Sunday, September 12, 2010

Get While the Getting's Gullible

Hoooo boy!

If you are enrolled in a graduate degree program, have been enrolled in a graduate degree program, or are thinking about enrolling in a graduate degree program, y'all should read this one. The thesis (academics love their theses) is simple: Higher education is a ponzi scheme.

As a double-strength faculty brat (psychology and journalism, in case you were wondering), this is heresy. According to the family gospel, you Go Forth, Interest Yourself (morbidly) in something arcane, write a thesis on said arcana, score a tenure track job straight out of grad school, get tenure, then toil for 40 years before retiring (early) on a cushy retirement package. And, in fact, this is exactly what my folks have done.

But times change. And when I think about degree programs such as the MFA in creative writing, the MM and DMA in early music, and the PhD in musicology (all of which I've thought, fleetingly, of pursuing), I conclude that the casualness with which institutions of higher learning accept new students in these ever-narrowing, ever more harrowing fields is, well....criminal.

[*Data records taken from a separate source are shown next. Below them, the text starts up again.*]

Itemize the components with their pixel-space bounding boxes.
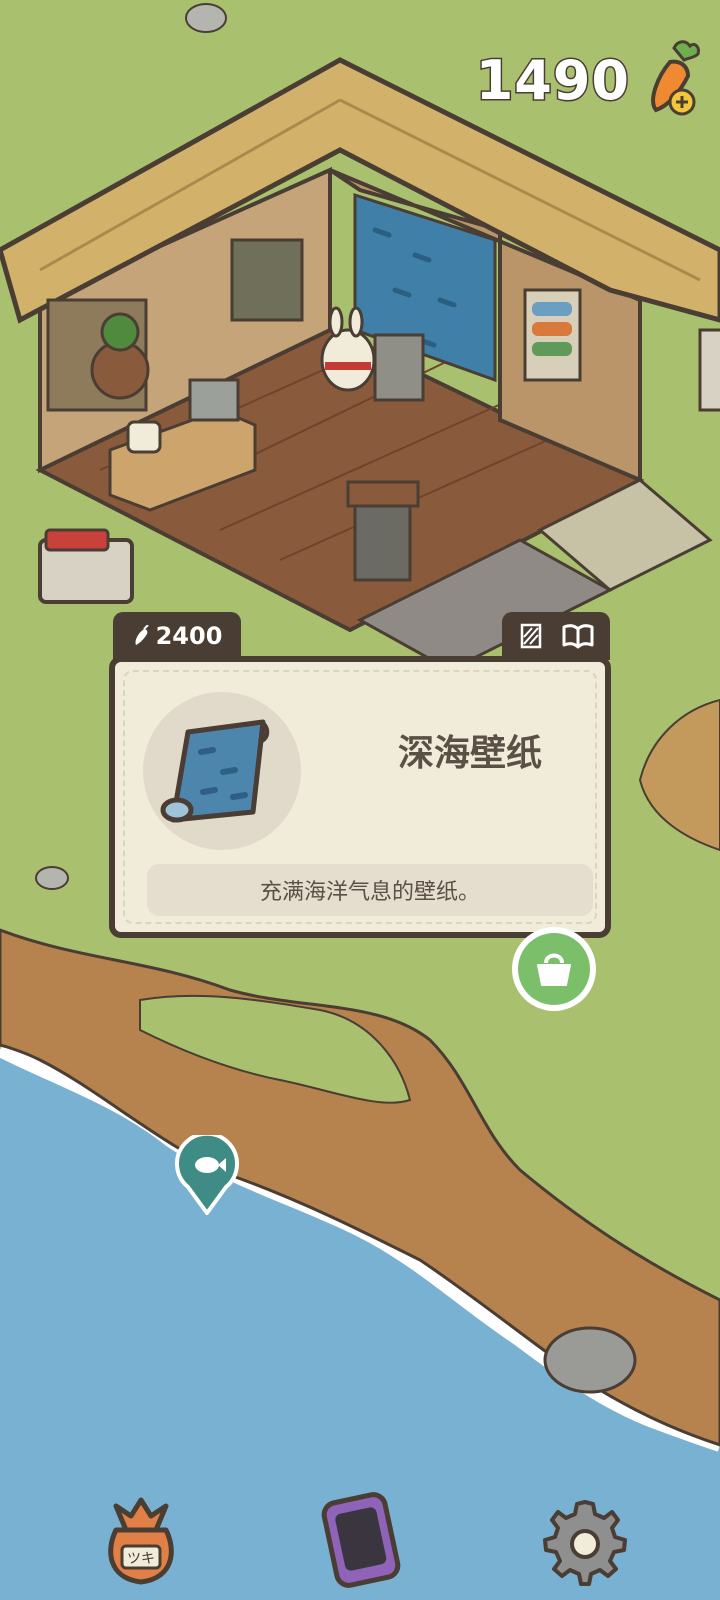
display-stand [373,333,425,402]
wallpaper-icon[interactable] [518,622,546,650]
phone-button[interactable] [316,1490,406,1590]
item-detail-card: 深海壁纸 充满海洋气息的壁纸。 [109,656,611,938]
display-pedestal [353,498,412,582]
shopping-bag-icon [537,953,571,986]
item-thumbnail [143,692,301,850]
bunny-character [320,328,376,392]
item-name: 深海壁纸 [397,733,542,774]
pouch-label: ツキ [127,1551,155,1567]
fishing-spot-marker[interactable] [174,1135,240,1215]
buy-button-inner [518,933,590,1005]
rock-small [35,866,69,890]
item-price: 2400 [155,622,223,650]
item-description: 充满海洋气息的壁纸。 [259,880,480,905]
carrot-icon [135,625,149,645]
wallpaper-roll-icon [160,719,270,823]
rock-shore [543,1326,637,1394]
carrot-plus-icon[interactable] [638,40,702,120]
item-category-tab [502,612,610,660]
price-tab: 2400 [113,612,241,660]
carrot-currency[interactable]: 1490 [474,40,702,120]
rock-top [185,3,227,33]
settings-button[interactable] [540,1490,630,1590]
pouch-icon: ツキ [108,1497,174,1585]
book-icon[interactable] [561,622,595,650]
gear-icon [543,1500,627,1586]
pouch-button[interactable]: ツキ [96,1490,186,1590]
buy-button[interactable] [512,927,596,1011]
carrot-count: 1490 [474,47,630,113]
item-description-bar: 充满海洋气息的壁纸。 [147,864,593,916]
cash-register [188,378,240,422]
shop-window [230,238,304,322]
phone-icon [321,1492,401,1588]
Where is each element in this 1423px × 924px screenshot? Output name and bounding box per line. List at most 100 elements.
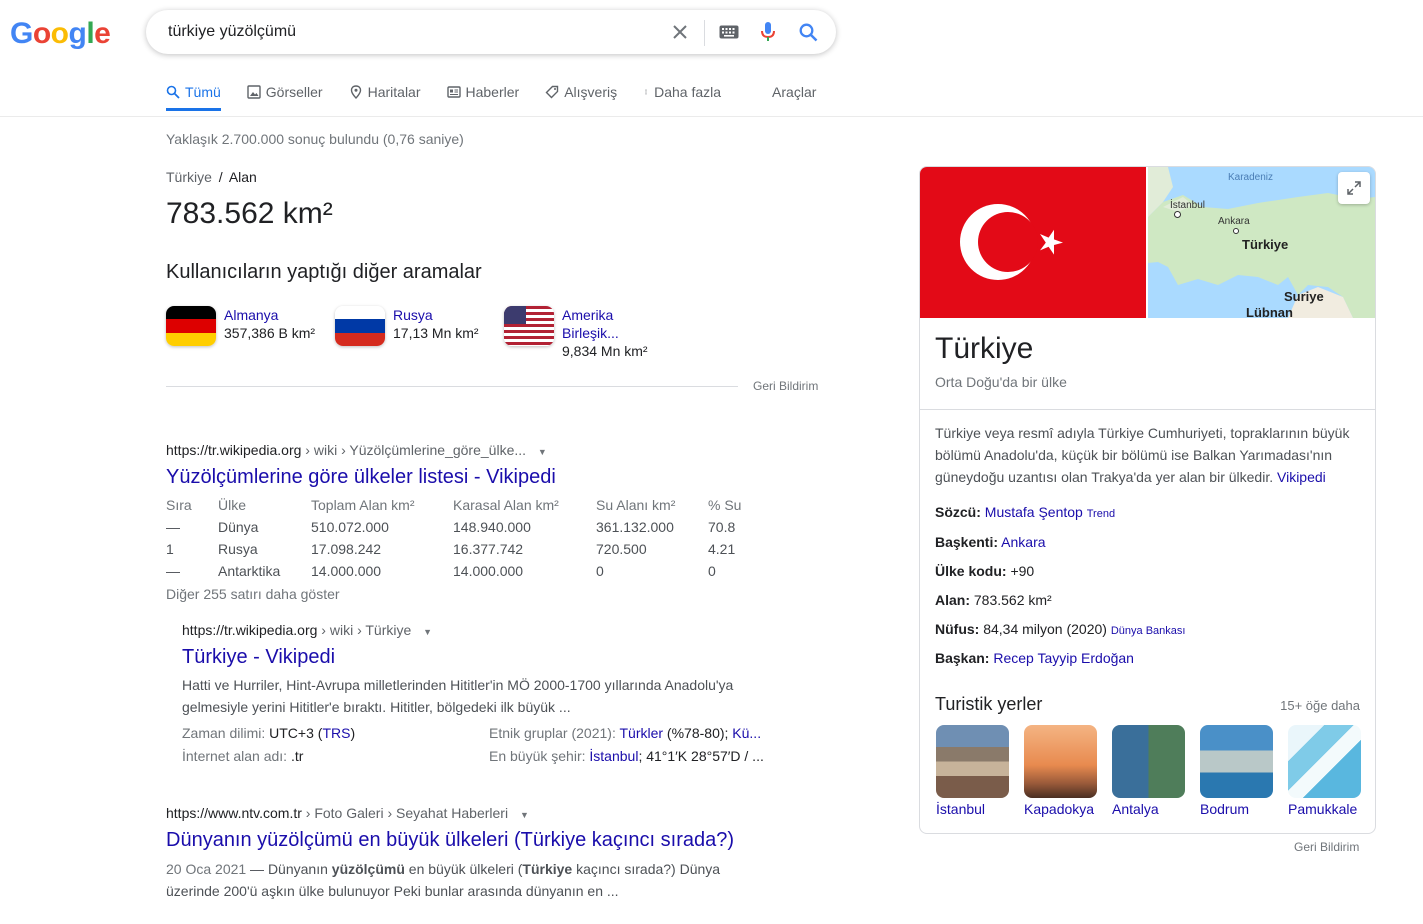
microphone-icon[interactable] [756, 22, 780, 42]
tag-icon [545, 85, 559, 99]
place-label: Pamukkale [1288, 801, 1358, 817]
map-label-ankara: Ankara [1218, 216, 1250, 227]
breadcrumb-entity[interactable]: Türkiye [166, 169, 212, 185]
place-image [1200, 725, 1273, 798]
result-url[interactable]: https://www.ntv.com.tr › Foto Galeri › S… [166, 805, 529, 821]
news-icon [446, 86, 461, 98]
places-title: Turistik yerler [935, 694, 1043, 714]
result-snippet: Hatti ve Hurriler, Hint-Avrupa milletler… [182, 677, 734, 715]
tab-more[interactable]: Daha fazla [643, 84, 721, 111]
ethnic-link-2[interactable]: Kü... [732, 725, 761, 741]
map-marker [1174, 211, 1181, 218]
chevron-down-icon[interactable]: ▼ [538, 447, 547, 457]
search-input[interactable] [166, 22, 650, 42]
map-pin-icon [350, 85, 361, 99]
map-label-sea: Karadeniz [1228, 172, 1274, 183]
place-image [1288, 725, 1361, 798]
trend-link[interactable]: Trend [1087, 508, 1115, 520]
table-header-row: Sıra Ülke Toplam Alan km² Karasal Alan k… [166, 497, 742, 513]
result-snippet: 20 Oca 2021 — Dünyanın yüzölçümü en büyü… [166, 861, 721, 899]
map-label-lebanon: Lübnan [1246, 305, 1293, 318]
tab-all[interactable]: Tümü [166, 84, 221, 111]
kp-fact-area: Alan: 783.562 km² [935, 592, 1052, 608]
related-country-usa[interactable]: Amerika Birleşik... 9,834 Mn km² [504, 306, 648, 361]
place-card-istanbul[interactable]: İstanbul [936, 725, 1009, 817]
kp-fact-capital: Başkenti: Ankara [935, 534, 1046, 550]
related-country-name[interactable]: Almanya [224, 306, 315, 324]
turkey-map[interactable]: Karadeniz İstanbul Ankara Türkiye Suriye… [1148, 167, 1375, 318]
speaker-link[interactable]: Mustafa Şentop [985, 504, 1083, 520]
ethnic-link[interactable]: Türkler [619, 725, 663, 741]
tab-maps[interactable]: Haritalar [349, 84, 421, 111]
chevron-down-icon[interactable]: ▼ [423, 627, 432, 637]
search-box [146, 10, 836, 54]
knowledge-panel: Karadeniz İstanbul Ankara Türkiye Suriye… [919, 166, 1376, 834]
map-label-syria: Suriye [1284, 289, 1324, 304]
result-fact-domain: İnternet alan adı: .tr [182, 748, 304, 764]
header-divider [0, 116, 1423, 117]
place-card-kapadokya[interactable]: Kapadokya [1024, 725, 1097, 817]
map-marker [1233, 228, 1239, 234]
people-also-search-title: Kullanıcıların yaptığı diğer aramalar [166, 261, 482, 283]
place-card-bodrum[interactable]: Bodrum [1200, 725, 1273, 817]
kp-subtitle: Orta Doğu'da bir ülke [935, 374, 1067, 390]
result-url[interactable]: https://tr.wikipedia.org › wiki › Yüzölç… [166, 442, 547, 458]
related-country-value: 9,834 Mn km² [562, 343, 648, 359]
kp-fact-population: Nüfus: 84,34 milyon (2020) Dünya Bankası [935, 621, 1186, 637]
trs-link[interactable]: TRS [322, 725, 350, 741]
result-title[interactable]: Dünyanın yüzölçümü en büyük ülkeleri (Tü… [166, 829, 734, 852]
place-card-antalya[interactable]: Antalya [1112, 725, 1185, 817]
related-country-name[interactable]: Rusya [393, 306, 479, 324]
place-label: Antalya [1112, 801, 1159, 817]
kp-fact-president: Başkan: Recep Tayyip Erdoğan [935, 650, 1134, 666]
place-image [1024, 725, 1097, 798]
answer-breadcrumb: Türkiye / Alan [166, 169, 257, 185]
tab-shopping[interactable]: Alışveriş [545, 84, 617, 111]
map-label-istanbul: İstanbul [1170, 200, 1206, 211]
place-image [936, 725, 1009, 798]
result-title[interactable]: Yüzölçümlerine göre ülkeler listesi - Vi… [166, 466, 556, 489]
breadcrumb-separator: / [218, 169, 223, 185]
clear-icon[interactable] [668, 22, 692, 42]
tab-news[interactable]: Haberler [446, 84, 519, 111]
answer-divider [166, 386, 738, 387]
table-row: — Antarktika 14.000.000 14.000.000 0 0 [166, 563, 716, 579]
search-icon [166, 85, 180, 99]
wikipedia-link[interactable]: Vikipedi [1277, 469, 1326, 485]
related-country-value: 17,13 Mn km² [393, 325, 479, 341]
keyboard-icon[interactable] [717, 22, 741, 42]
related-country-russia[interactable]: Rusya 17,13 Mn km² [335, 306, 479, 346]
result-url[interactable]: https://tr.wikipedia.org › wiki › Türkiy… [182, 622, 432, 638]
result-fact-city: En büyük şehir: İstanbul; 41°1′K 28°57′D… [489, 748, 764, 764]
feedback-link[interactable]: Geri Bildirim [753, 379, 818, 393]
related-country-germany[interactable]: Almanya 357,386 B km² [166, 306, 315, 346]
president-link[interactable]: Recep Tayyip Erdoğan [993, 650, 1134, 666]
map-label-country: Türkiye [1242, 237, 1289, 252]
russia-flag-icon [335, 306, 385, 346]
more-rows-link[interactable]: Diğer 255 satırı daha göster [166, 586, 340, 602]
google-logo[interactable]: Google [10, 17, 111, 51]
world-bank-link[interactable]: Dünya Bankası [1111, 625, 1186, 637]
wiki-table: Sıra Ülke Toplam Alan km² Karasal Alan k… [166, 494, 758, 582]
kp-fact-speaker: Sözcü: Mustafa Şentop Trend [935, 504, 1116, 520]
kp-feedback-link[interactable]: Geri Bildirim [1294, 840, 1359, 854]
tools-button[interactable]: Araçlar [772, 84, 816, 111]
germany-flag-icon [166, 306, 216, 346]
place-card-pamukkale[interactable]: Pamukkale [1288, 725, 1361, 817]
place-label: Kapadokya [1024, 801, 1095, 817]
related-country-value: 357,386 B km² [224, 325, 316, 341]
tab-images[interactable]: Görseller [247, 84, 323, 111]
table-row: — Dünya 510.072.000 148.940.000 361.132.000 7… [166, 519, 736, 535]
related-country-name[interactable]: Amerika Birleşik... [562, 306, 648, 342]
capital-link[interactable]: Ankara [1001, 534, 1045, 550]
places-more-link[interactable]: 15+ öğe daha [1280, 698, 1360, 713]
chevron-down-icon[interactable]: ▼ [520, 810, 529, 820]
usa-flag-icon [504, 306, 554, 346]
result-stats: Yaklaşık 2.700.000 sonuç bulundu (0,76 s… [166, 131, 464, 147]
kp-description: Türkiye veya resmî adıyla Türkiye Cumhur… [935, 425, 1350, 485]
result-title[interactable]: Türkiye - Vikipedi [182, 646, 335, 669]
city-link[interactable]: İstanbul [589, 748, 638, 764]
search-submit-icon[interactable] [796, 22, 820, 42]
turkey-flag-icon[interactable] [920, 167, 1146, 318]
expand-icon[interactable] [1338, 172, 1370, 204]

It's a pyramid scheme! Professors need students to justify their existence. Students -qualified only to replicate themselves- need more students in their turn. Everyone passes the buck! And the problem just keeps getting worse: more and more students, fewer and fewer jobs. A friend of mine just landed one of only 37 musicology professorships available worldwide this year (to hundreds and hundreds of qualified PhDs).

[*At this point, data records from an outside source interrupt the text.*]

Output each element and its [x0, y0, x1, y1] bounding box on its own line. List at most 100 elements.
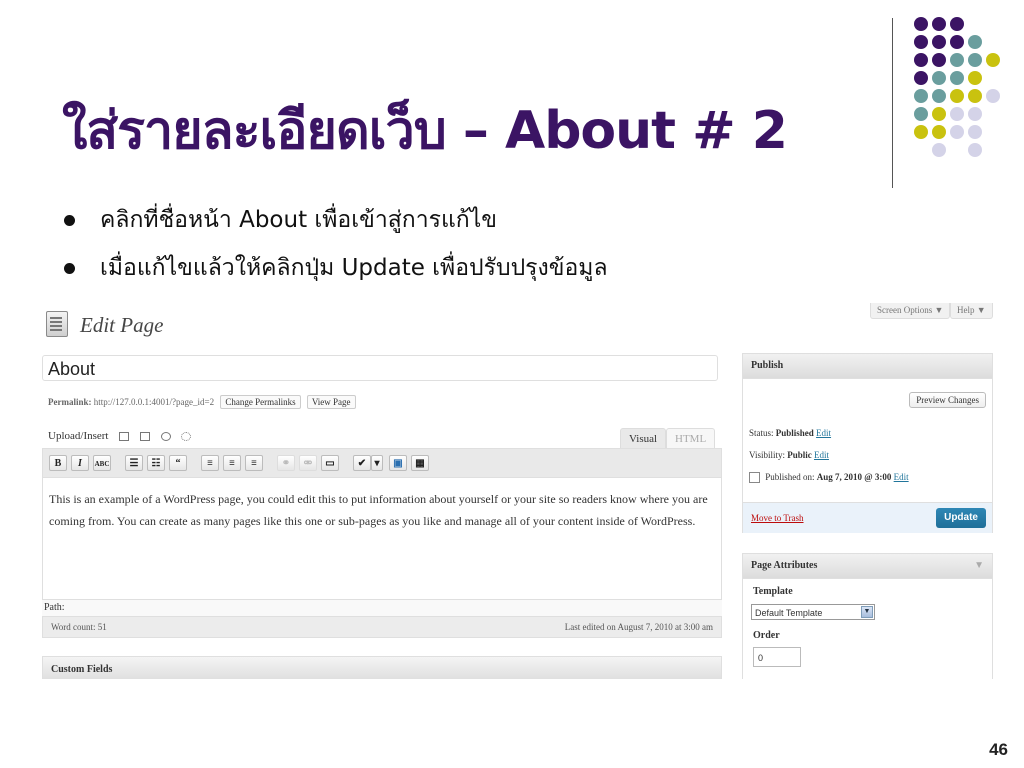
change-permalinks-button[interactable]: Change Permalinks	[220, 395, 301, 409]
numbered-list-button[interactable]: ☷	[147, 455, 165, 471]
dot	[914, 71, 928, 85]
dot	[950, 17, 964, 31]
upload-insert-row: Upload/Insert	[48, 430, 192, 442]
dot	[932, 71, 946, 85]
visibility-edit-link[interactable]: Edit	[814, 450, 829, 460]
template-select-value: Default Template	[755, 608, 823, 618]
template-select[interactable]: Default Template ▼	[751, 604, 875, 620]
dot	[950, 53, 964, 67]
preview-changes-button[interactable]: Preview Changes	[909, 392, 986, 408]
insert-more-button[interactable]: ▭	[321, 455, 339, 471]
dot	[914, 107, 928, 121]
kitchen-sink-button[interactable]: ▦	[411, 455, 429, 471]
dot	[968, 35, 982, 49]
tab-html[interactable]: HTML	[666, 428, 716, 449]
published-on-edit-link[interactable]: Edit	[894, 472, 909, 482]
order-input[interactable]: 0	[753, 647, 801, 667]
update-button[interactable]: Update	[936, 508, 986, 528]
spellcheck-dropdown[interactable]: ▾	[371, 455, 383, 471]
upload-insert-label: Upload/Insert	[48, 430, 109, 442]
chevron-down-icon[interactable]: ▼	[861, 606, 873, 618]
dot	[932, 107, 946, 121]
unlink-button[interactable]: ⚮	[299, 455, 317, 471]
spellcheck-button[interactable]: ✔	[353, 455, 371, 471]
permalink-url[interactable]: http://127.0.0.1:4001/?page_id=2	[94, 397, 214, 407]
published-on-value: Aug 7, 2010 @ 3:00	[816, 472, 892, 482]
strikethrough-button[interactable]: ABC	[93, 455, 111, 471]
dot	[932, 17, 946, 31]
bullet-item: เมื่อแก้ไขแล้วให้คลิกปุ่ม Update เพื่อปร…	[62, 244, 608, 292]
dot	[914, 125, 928, 139]
add-video-icon[interactable]	[139, 431, 150, 441]
edit-page-heading: Edit Page	[80, 313, 164, 337]
fullscreen-button[interactable]: ▣	[389, 455, 407, 471]
publish-actions: Move to Trash Update	[743, 502, 992, 533]
dot	[914, 35, 928, 49]
dot	[968, 143, 982, 157]
dot	[914, 17, 928, 31]
visibility-row: Visibility: Public Edit	[749, 450, 829, 460]
tab-visual[interactable]: Visual	[620, 428, 667, 449]
dot	[932, 125, 946, 139]
dot	[950, 125, 964, 139]
wordpress-edit-screenshot: Edit Page Screen Options ▼ Help ▼ About …	[38, 303, 998, 679]
status-edit-link[interactable]: Edit	[816, 428, 831, 438]
word-count: Word count: 51	[51, 622, 107, 632]
screen-options-button[interactable]: Screen Options ▼	[870, 303, 951, 319]
bullet-item: คลิกที่ชื่อหน้า About เพื่อเข้าสู่การแก้…	[62, 196, 608, 244]
insert-link-button[interactable]: ⚭	[277, 455, 295, 471]
permalink-label: Permalink:	[48, 397, 92, 407]
dot	[932, 53, 946, 67]
status-row: Status: Published Edit	[749, 428, 831, 438]
page-attributes-label: Page Attributes	[751, 560, 818, 571]
page-number: 46	[989, 740, 1008, 759]
dot	[950, 35, 964, 49]
dot	[968, 53, 982, 67]
publish-box: Publish Preview Changes Status: Publishe…	[742, 353, 993, 533]
status-value: Published	[775, 428, 814, 438]
page-attributes-title[interactable]: Page Attributes ▼	[743, 554, 992, 579]
align-right-button[interactable]: ≡	[245, 455, 263, 471]
calendar-icon	[749, 472, 760, 484]
dot	[968, 89, 982, 103]
dot	[932, 143, 946, 157]
dot	[914, 53, 928, 67]
add-audio-icon[interactable]	[160, 431, 171, 441]
order-label: Order	[753, 630, 780, 641]
word-count-bar: Word count: 51 Last edited on August 7, …	[42, 616, 722, 638]
dot	[968, 107, 982, 121]
editor-toolbar: B I ABC ☰ ☷ “ ≡ ≡ ≡ ⚭ ⚮ ▭ ✔ ▾ ▣ ▦	[42, 448, 722, 478]
visibility-value: Public	[787, 450, 812, 460]
add-media-icon[interactable]	[181, 431, 192, 441]
add-image-icon[interactable]	[119, 431, 130, 441]
slide-title: ใส่รายละเอียดเว็บ – About # 2	[62, 101, 788, 161]
dot	[932, 89, 946, 103]
dot	[950, 71, 964, 85]
bullet-list-button[interactable]: ☰	[125, 455, 143, 471]
page-attributes-box: Page Attributes ▼ Template Default Templ…	[742, 553, 993, 679]
help-button[interactable]: Help ▼	[950, 303, 993, 319]
edit-page-icon	[46, 311, 68, 337]
collapse-arrow-icon[interactable]: ▼	[974, 554, 984, 578]
bullet-list: คลิกที่ชื่อหน้า About เพื่อเข้าสู่การแก้…	[62, 196, 608, 292]
editor-content[interactable]: This is an example of a WordPress page, …	[42, 478, 722, 600]
post-title-input[interactable]: About	[42, 355, 718, 381]
dot	[950, 107, 964, 121]
align-center-button[interactable]: ≡	[223, 455, 241, 471]
blockquote-button[interactable]: “	[169, 455, 187, 471]
template-label: Template	[753, 586, 793, 597]
bold-button[interactable]: B	[49, 455, 67, 471]
dot	[914, 89, 928, 103]
last-edited: Last edited on August 7, 2010 at 3:00 am	[564, 622, 713, 632]
published-on-row: Published on: Aug 7, 2010 @ 3:00 Edit	[749, 472, 909, 484]
dot	[932, 35, 946, 49]
dot	[986, 53, 1000, 67]
view-page-button[interactable]: View Page	[306, 395, 356, 409]
published-on-label: Published on:	[765, 472, 815, 482]
italic-button[interactable]: I	[71, 455, 89, 471]
status-label: Status:	[749, 428, 774, 438]
custom-fields-header[interactable]: Custom Fields	[42, 656, 722, 679]
move-to-trash-link[interactable]: Move to Trash	[751, 513, 804, 523]
align-left-button[interactable]: ≡	[201, 455, 219, 471]
publish-box-title[interactable]: Publish	[743, 354, 992, 379]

It's a one year gig. Visiting professorship, half salary. And she is a lucky, lucky dog.


wombat said...

I wouldn't disagree, but I would add that, in fields like ours that aren't an MBA or a law or medical degree for example, which is to say which are preparation to join a more limited group of peers, graduate education serves a very important purpose for networking and self-advertising. If they don't know you're there, they won't hire you, and a good way to let them know you're there is by studying along side or under them.

wombat said...

I assumed that SLP would be similar, but maybe that's less true. There are a lot more of you people than I ever knew before...

Anne said...

You're right, Ms. Janey, at least for music (I contest creative writing and musicology). But I still harbor the old fashioned notion that grad school should be preparing you for some kind of career. If it's a freelance career, the dept. needs to be realistic about the opportunities available to you and train you in the work required to take advantage of them. If it's something that's preparing you to teach at the college level and that's pretty much it, there needs to be a realistic assessment of how many of those positions are available.

(SLP degrees are a different animal. It's the kind of job where they call your references AFTER you start working. Pretty much you could be dead body with a degree and they would hire you.)